Akademisi: Industri Hasil Tembakau Memerlukan Kebijakan Terintegrasi

Spread the love
Read Time:1 Minute, 20 Second

Reporter M. Zulpicar

Jakarta – Indonesia memandang perlu adanya kebijakan yang terintegrasi dalam merespon dinamisme Industri Produk Tembakau (IHT) Nasional.

Untuk sampai pada titik temu untuk menjawab berbagai isu dan tantangan yang melingkupi industri ini. situs online slot terbaru

Andreas Budi Widianta, sosiolog Universitas Gadjah Mada (UGM), mengatakan untuk menghasilkan kebijakan terpadu ini, pemerintah harus bekerja sama melakukan penelitian mendalam tentang berbagai aspek terkait IHT.

Aspek-aspek ini benar tidak hanya dalam hal kesehatan, tetapi juga dalam pekerjaan, industri, pertanian tembakau, kimia, ekonomi, sosial, budaya dan aspek lainnya. Penelitian ini harus didukung oleh peneliti yang kredibel di bidangnya serta pengembangan laboratorium yang berkualitas.

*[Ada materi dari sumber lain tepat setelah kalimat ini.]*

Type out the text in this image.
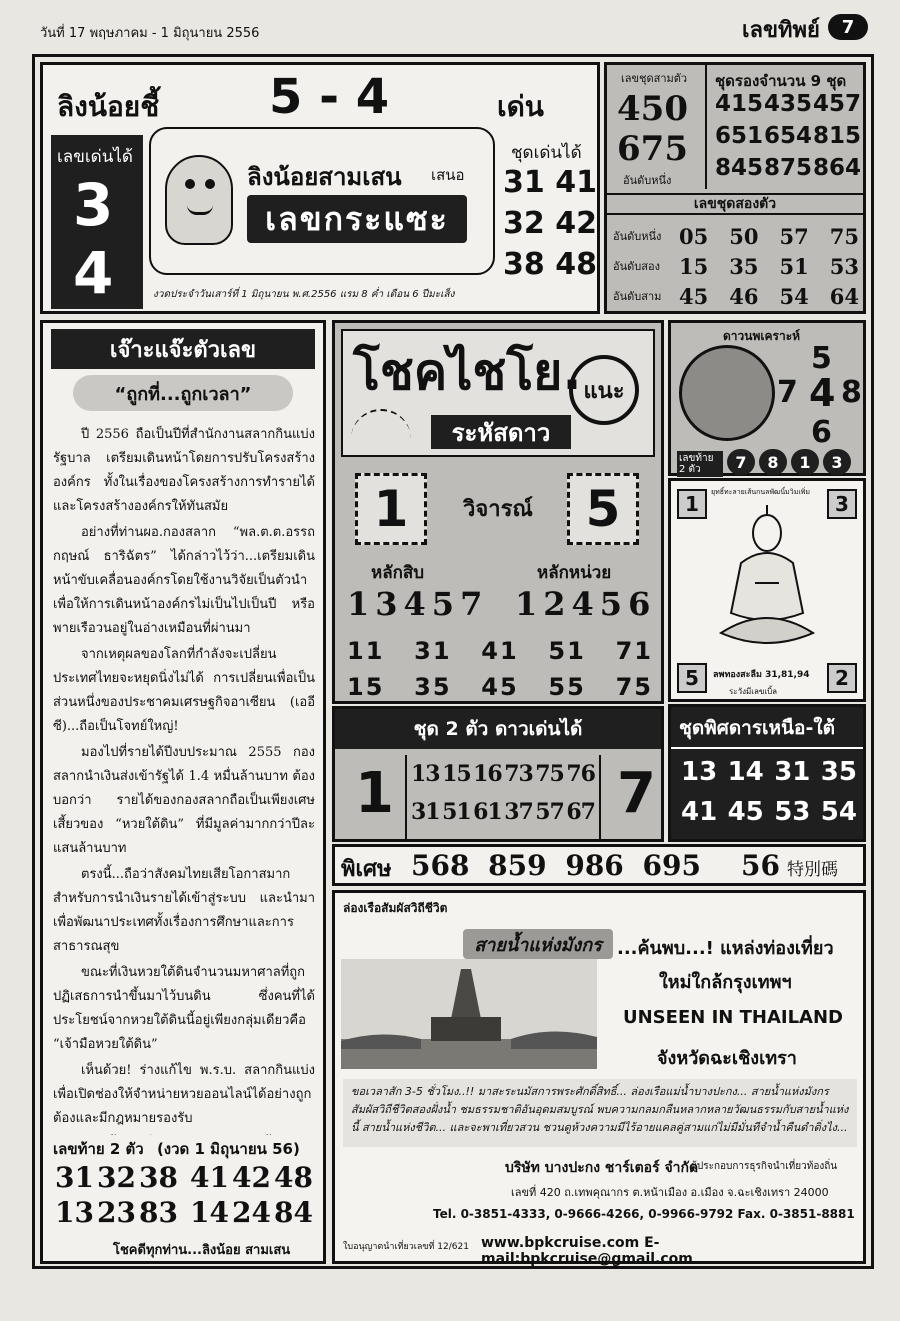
วันที่ 17 พฤษภาคม - 1 มิถุนายน 2556	เลขทิพย์ 7
ลิงน้อยชี้ 5 - 4	เด่น
เลขเด่นได้
3
4
ลิงน้อยสามเสน เสนอ
เลขกระแซะ
งวดประจำวันเสาร์ที่ 1 มิถุนายน พ.ศ.2556 แรม 8 ค่ำ เดือน 6 ปีมะเส็ง
ชุดเด่นได้
31 41
32 42
38 48
เลขชุดสามตัว
450
675
อันดับหนึ่ง
ชุดรองจำนวน 9 ชุด
415 435 457
651 654 815
845 875 864
เลขชุดสองตัว
อันดับหนึ่ง 05 50 57 75
อันดับสอง 15 35 51 53
อันดับสาม 45 46 54 64
เจ๊าะแจ๊ะตัวเลข
“ถูกที่...ถูกเวลา”

ปี 2556 ถือเป็นปีที่สำนักงานสลากกินแบ่งรัฐบาล เตรียมเดินหน้าโดยการปรับโครงสร้างองค์กร ทั้งในเรื่องของโครงสร้างการทำรายได้ และโครงสร้างองค์กรให้ทันสมัย

อย่างที่ท่านผอ.กองสลาก “พล.ต.ต.อรรถกฤษณ์ ธาริฉัตร” ได้กล่าวไว้ว่า...เตรียมเดินหน้าขับเคลื่อนองค์กรโดยใช้งานวิจัยเป็นตัวนำ เพื่อให้การเดินหน้าองค์กรไม่เป็นไปเป็นปี หรือ พายเรือวนอยู่ในอ่างเหมือนที่ผ่านมา

จากเหตุผลของโลกที่กำลังจะเปลี่ยน ประเทศไทยจะหยุดนิ่งไม่ได้ การเปลี่ยนเพื่อเป็นส่วนหนึ่งของประชาคมเศรษฐกิจอาเซียน (เออีซี)...ถือเป็นโจทย์ใหญ่!

มองไปที่รายได้ปีงบประมาณ 2555 กองสลากนำเงินส่งเข้ารัฐได้ 1.4 หมื่นล้านบาท ต้องบอกว่า รายได้ของกองสลากถือเป็นเพียงเศษเสี้ยวของ “หวยใต้ดิน” ที่มีมูลค่ามากกว่าปีละแสนล้านบาท

ตรงนี้...ถือว่าสังคมไทยเสียโอกาสมากสำหรับการนำเงินรายได้เข้าสู่ระบบ และนำมาเพื่อพัฒนาประเทศทั้งเรื่องการศึกษาและการสาธารณสุข

ขณะที่เงินหวยใต้ดินจำนวนมหาศาลที่ถูกปฏิเสธการนำขึ้นมาไว้บนดิน ซึ่งคนที่ได้ประโยชน์จากหวยใต้ดินนี้อยู่เพียงกลุ่มเดียวคือ “เจ้ามือหวยใต้ดิน”

เห็นด้วย! ร่างแก้ไข พ.ร.บ. สลากกินแบ่ง เพื่อเปิดช่องให้จำหน่ายหวยออนไลน์ได้อย่างถูกต้องและมีกฎหมายรองรับ

เลขท้าย 2 ตัว (งวด 1 มิถุนายน 56)
31 32 38 41 42 48
13 23 83 14 24 84
โชคดีทุกท่าน...ลิงน้อย สามเสน
โชคไชโย. แนะ
ระหัสดาว
1 วิจารณ์ 5
หลักสิบ	หลักหน่วย
13457 12456
11 31 41 51 71
15 35 45 55 75
ชุด 2 ตัว ดาวเด่นได้
1 13 15 16 73 75 76
31 51 61 37 57 67 7
ดาวนพเคราะห์
5
7 4 8
6
เลขท้าย 2 ตัว	7	8	1	3
ยุทธิ์ทะลายเส้นกนลพัฒนิ์มวิมเพิ่ม
1	3
5	2
ลพทองสะลืม 31,81,94
ระวังมีเลขเบิ้ล
ชุดพิศดารเหนือ-ใต้
13 14 31 35
41 45 53 54
พิเศษ 568 859 986 695 56 特別碼
ล่องเรือสัมผัสวิถีชีวิต
สายน้ำแห่งมังกร ...ค้นพบ...! แหล่งท่องเที่ยว
ใหม่ใกล้กรุงเทพฯ
UNSEEN IN THAILAND
จังหวัดฉะเชิงเทรา
ขอเวลาสัก 3-5 ชั่วโมง..!! มาสะระนมัสการพระศักดิ์สิทธิ์... ล่องเรือแม่น้ำบางปะกง... สายน้ำแห่งมังกร สัมผัสวิถีชีวิตสองฝั่งน้ำ ชมธรรมชาติอันอุดมสมบูรณ์ พบความกลมกลืนหลากหลายวัฒนธรรมกับสายน้ำแห่งนี้ สายน้ำแห่งชีวิต... และจะพาเที่ยวสวน ชวนดูห้วงความมีไร้อายแคลคู่สามแก่ไม่มีมั่นทีจำน้ำคืนดำดิ่งไง...
บริษัท บางปะกง ชาร์เตอร์ จำกัด
ผู้ประกอบการธุรกิจนำเที่ยวท้องถิ่น
เลขที่ 420 ถ.เทพคุณากร ต.หน้าเมือง อ.เมือง จ.ฉะเชิงเทรา 24000
Tel. 0-3851-4333, 0-9666-4266, 0-9966-9792 Fax. 0-3851-8881
ใบอนุญาตนำเที่ยวเลขที่ 12/621 www.bpkcruise.com E-mail:bpkcruise@gmail.com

Terkait kebijakan IHT, Widyanta mengatakan perlu kajian mendalam terhadap tenaga kerja, industri dan pertanian tembakau untuk sebuah kebijakan yang terintegrasi.

Jika tidak ditanggapi dengan serius, hanya akan melahirkan kebijakan campur aduk seperti yang terjadi saat ini. Padahal, jika ingin menjadi negara adidaya, Anda harus menghindari kebijakan tambal sulam.

Widianta mengatakan, “Negara-negara besar juga memberikan pemikiran yang besar untuk serius mempelajari industri hasil tembakau. Hal ini harus disampaikan kepada pemerintah agar kebijakan industri hasil tembakau tidak sesempurna sekarang ini.”

Di tempat terpisah, Paido Siahaan, Ketua Umum Asosiasi Konsumen Rokok Elektronik Indonesia (AKVINDO), mengatakan sudah saatnya pemerintah memperkenalkan regulasi yang komprehensif, akurat dan spesifik masyarakat.

Ia berpendapat bahwa salah satu upaya yang dapat dilakukan untuk membuat peraturan tersebut adalah dengan mengikutsertakan berbagai faktor, termasuk masyarakat.

Selain itu, pelibatan masyarakat dalam penyusunan peraturan didorong oleh UU No. Hal-hal yang berkaitan dengan Keterbukaan Informasi Publik Undang-Undang Nomor 12 dan Undang-Undang Nomor 12 dan Nomor 14 Tahun 2008 tentang Pengesahan Undang-Undang Tahun 2011.

Happy
Happy
0 %
Sad
Sad
0 %
Excited
Excited
0 %
Sleepy
Sleepy
0 %
Angry
Angry
0 %
Surprise
Surprise
0 %

Average Rating

5 Star
0%
4 Star
0%
3 Star
0%
2 Star
0%
1 Star
0%

Tinggalkan Balasan

Alamat email Anda tidak akan dipublikasikan.